Published in final edited form as: Exp Parasitol. 2009 Jan 20;122(1):10.1016/j.exppara.2009.01.001. doi: 10.1016/j.exppara.2009.01.001

Fig. 3.

Fig. 3

Localization of SmGPCR in larval stages of S. mansoni. Samples were fixed with 4% PFA or ice-cold acetone, permeabilized with 0.5% Triton X-100 and then probed with anti-SmGPCR IgG followed by a FITC-labeled 2ry antibody. Red TRITC-phalloidin was used as a counterstain to visualize the musculature. Sporocysts: SmGPCR immunofluorescence (green) was detected on the tegument (arrows) and within the parenchyma of 4-day-old in vitro cultured sporocysts incubated with anti-SmGPCR (A and B) but not the pre-adsorbed anti-SmGPCR IgG control (C and D).

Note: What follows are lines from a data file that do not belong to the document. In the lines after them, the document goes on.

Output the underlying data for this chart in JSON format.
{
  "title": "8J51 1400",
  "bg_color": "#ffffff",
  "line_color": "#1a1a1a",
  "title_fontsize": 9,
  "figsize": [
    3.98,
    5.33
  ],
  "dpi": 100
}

An overlay of the phalloidin (red) and SmGPCR (green) signals showed no apparent co-localization (B). Schistosomula: In vitro transformed schistosomula were cultured for 4 days (E) or 8 days (G) and then probed with anti-SmGPCR antibody. Fluorescence can be seen in the acetabulum, the tegumental region, the esophagus and parenchyma cells. A close-up of the posterior end of a 8-day animal shows a distinct pattern of SmGPCR fluorescence in the acetabulum (H). No significant immunoreactivity could be detected in the negative controls treated with il3-preadsorbed antiserum (F), pre-immune serum or when the primary antibody was omitted (not shown). 28-day-old schistosomula were probed with anti-SmGPCR antibody (green) and phalloidin (red) to test for possible colocalization of the receptor with the musculature. Red phalloidin labeling of the major longitudinal, circular and oblique body wall muscles is clearly visible (I). The overlay identified significant co-localization (yellow fluorescence) in the muscle cone of the head region (arrow), musculature of the acetabulum (arrow head) and the subtegumental musculature (box) (I and J). A close-up of the parasite body wall shows co-localization of SmGPCR and phalloidin in the outer layer of the musculature (yellow fluorescence) (K).